As for the political mileage Republicans are trying to gain from this tragedy, I am old enough to remember how Republicans said it would be unpatriotic for Democrats to criticize George W. Bush for the intelligence and leadership failures that led to 9/11. Democrats were told they needed to rally around our president instead of point fingers at him or hold him to account for more than 3,000 lost American lives. And Democrats mostly did — until George Bush and Karl Rove decided to politicize the run-up to the invasion of Iraq in 2002 in order to win the mid-term elections by accusing Democrats of being both unpatriotic and weak for refusing to protect the country.
But I also remember how Republicans treated “terrorist czar” Richard Clarke as a royalty-seeking whore when the guy who was on deck in the White House situation room in the hours after the 9/11 while Dick Cheney was in his “secure location,” accused the Bush Administration of dropping the ball against the threat from al Qaeda in its neo-conservative fixation on removing Saddam from Iraq in the months before the attacks — ideologically-inspired negligence that surely contributed to a climate of complacency when (as the 9/11 Commission reported) “the system was blinking red.”

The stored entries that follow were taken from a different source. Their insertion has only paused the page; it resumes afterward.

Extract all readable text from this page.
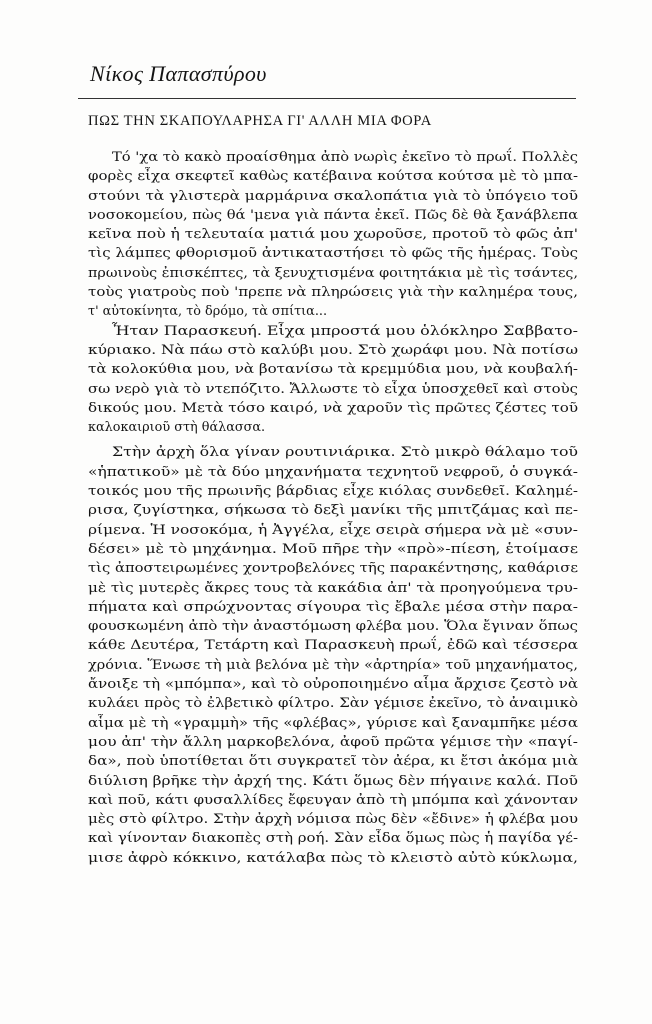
Νίκος Παπασπύρου
ΠΩΣ ΤΗΝ ΣΚΑΠΟΥΛΑΡΗΣΑ ΓΙ' ΑΛΛΗ ΜΙΑ ΦΟΡΑ
Τό 'χα τὸ κακὸ προαίσθημα ἀπὸ νωρὶς ἐκεῖνο τὸ πρωΐ. Πολλὲς
φορὲς εἶχα σκεφτεῖ καθὼς κατέβαινα κούτσα κούτσα μὲ τὸ μπα-
στούνι τὰ γλιστερὰ μαρμάρινα σκαλοπάτια γιὰ τὸ ὑπόγειο τοῦ
νοσοκομείου, πὼς θά 'μενα γιὰ πάντα ἐκεῖ. Πῶς δὲ θὰ ξανάβλεπα
κεῖνα ποὺ ἡ τελευταία ματιά μου χωροῦσε, προτοῦ τὸ φῶς ἀπ'
τὶς λάμπες φθορισμοῦ ἀντικαταστήσει τὸ φῶς τῆς ἡμέρας. Τοὺς
πρωινοὺς ἐπισκέπτες, τὰ ξενυχτισμένα φοιτητάκια μὲ τὶς τσάντες,
τοὺς γιατροὺς ποὺ 'πρεπε νὰ πληρώσεις γιὰ τὴν καλημέρα τους,
τ' αὐτοκίνητα, τὸ δρόμο, τὰ σπίτια...
Ἦταν Παρασκευή. Εἶχα μπροστά μου ὁλόκληρο Σαββατο-
κύριακο. Νὰ πάω στὸ καλύβι μου. Στὸ χωράφι μου. Νὰ ποτίσω
τὰ κολοκύθια μου, νὰ βοτανίσω τὰ κρεμμύδια μου, νὰ κουβαλή-
σω νερὸ γιὰ τὸ ντεπόζιτο. Ἄλλωστε τὸ εἶχα ὑποσχεθεῖ καὶ στοὺς
δικούς μου. Μετὰ τόσο καιρό, νὰ χαροῦν τὶς πρῶτες ζέστες τοῦ
καλοκαιριοῦ στὴ θάλασσα.
Στὴν ἀρχὴ ὅλα γίναν ρουτινιάρικα. Στὸ μικρὸ θάλαμο τοῦ
«ἡπατικοῦ» μὲ τὰ δύο μηχανήματα τεχνητοῦ νεφροῦ, ὁ συγκά-
τοικός μου τῆς πρωινῆς βάρδιας εἶχε κιόλας συνδεθεῖ. Καλημέ-
ρισα, ζυγίστηκα, σήκωσα τὸ δεξὶ μανίκι τῆς μπιτζάμας καὶ πε-
ρίμενα. Ἡ νοσοκόμα, ἡ Ἀγγέλα, εἶχε σειρὰ σήμερα νὰ μὲ «συν-
δέσει» μὲ τὸ μηχάνημα. Μοῦ πῆρε τὴν «πρὸ»-πίεση, ἑτοίμασε
τὶς ἀποστειρωμένες χοντροβελόνες τῆς παρακέντησης, καθάρισε
μὲ τὶς μυτερὲς ἄκρες τους τὰ κακάδια ἀπ' τὰ προηγούμενα τρυ-
πήματα καὶ σπρώχνοντας σίγουρα τὶς ἔβαλε μέσα στὴν παρα-
φουσκωμένη ἀπὸ τὴν ἀναστόμωση φλέβα μου. Ὅλα ἔγιναν ὅπως
κάθε Δευτέρα, Τετάρτη καὶ Παρασκευὴ πρωΐ, ἐδῶ καὶ τέσσερα
χρόνια. Ἕνωσε τὴ μιὰ βελόνα μὲ τὴν «ἀρτηρία» τοῦ μηχανήματος,
ἄνοιξε τὴ «μπόμπα», καὶ τὸ οὐροποιημένο αἷμα ἄρχισε ζεστὸ νὰ
κυλάει πρὸς τὸ ἐλβετικὸ φίλτρο. Σὰν γέμισε ἐκεῖνο, τὸ ἀναιμικὸ
αἷμα μὲ τὴ «γραμμὴ» τῆς «φλέβας», γύρισε καὶ ξαναμπῆκε μέσα
μου ἀπ' τὴν ἄλλη μαρκοβελόνα, ἀφοῦ πρῶτα γέμισε τὴν «παγί-
δα», ποὺ ὑποτίθεται ὅτι συγκρατεῖ τὸν ἀέρα, κι ἔτσι ἀκόμα μιὰ
διύλιση βρῆκε τὴν ἀρχή της. Κάτι ὅμως δὲν πήγαινε καλά. Ποῦ
καὶ ποῦ, κάτι φυσαλλίδες ἔφευγαν ἀπὸ τὴ μπόμπα καὶ χάνονταν
μὲς στὸ φίλτρο. Στὴν ἀρχὴ νόμισα πὼς δὲν «ἔδινε» ἡ φλέβα μου
καὶ γίνονταν διακοπὲς στὴ ροή. Σὰν εἶδα ὅμως πὼς ἡ παγίδα γέ-
μισε ἀφρὸ κόκκινο, κατάλαβα πὼς τὸ κλειστὸ αὐτὸ κύκλωμα,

I also remember how right wingers like Ann Coulter called 9/11 widows “harpies” and “the Witches of Brunswick” who preferred their new-found “celebrity” to their dead husbands when these widows had the temerity to come before Congress and compel a reluctant Bush administration to take part in an investigation that would help explain how the country let their husbands get killed that terrible day under circumstances Secretary Condi Rice said no one could have imagined — except that some people did, when they wrote that intelligence estimate warning “Bin Laden determined to strike US” that George W. Bush so lazily brushed aside while vacationing at his Texas ranch that summer before the terrorist leader it took President Obama to have killed really did strike the US.
I know that in today’s politics we have largely decriminalized hypocrisy. But even in this cynical political environment, the mileage Republicans are hoping to gain from the tragedy in Libya, given their own recent history, is repulsive.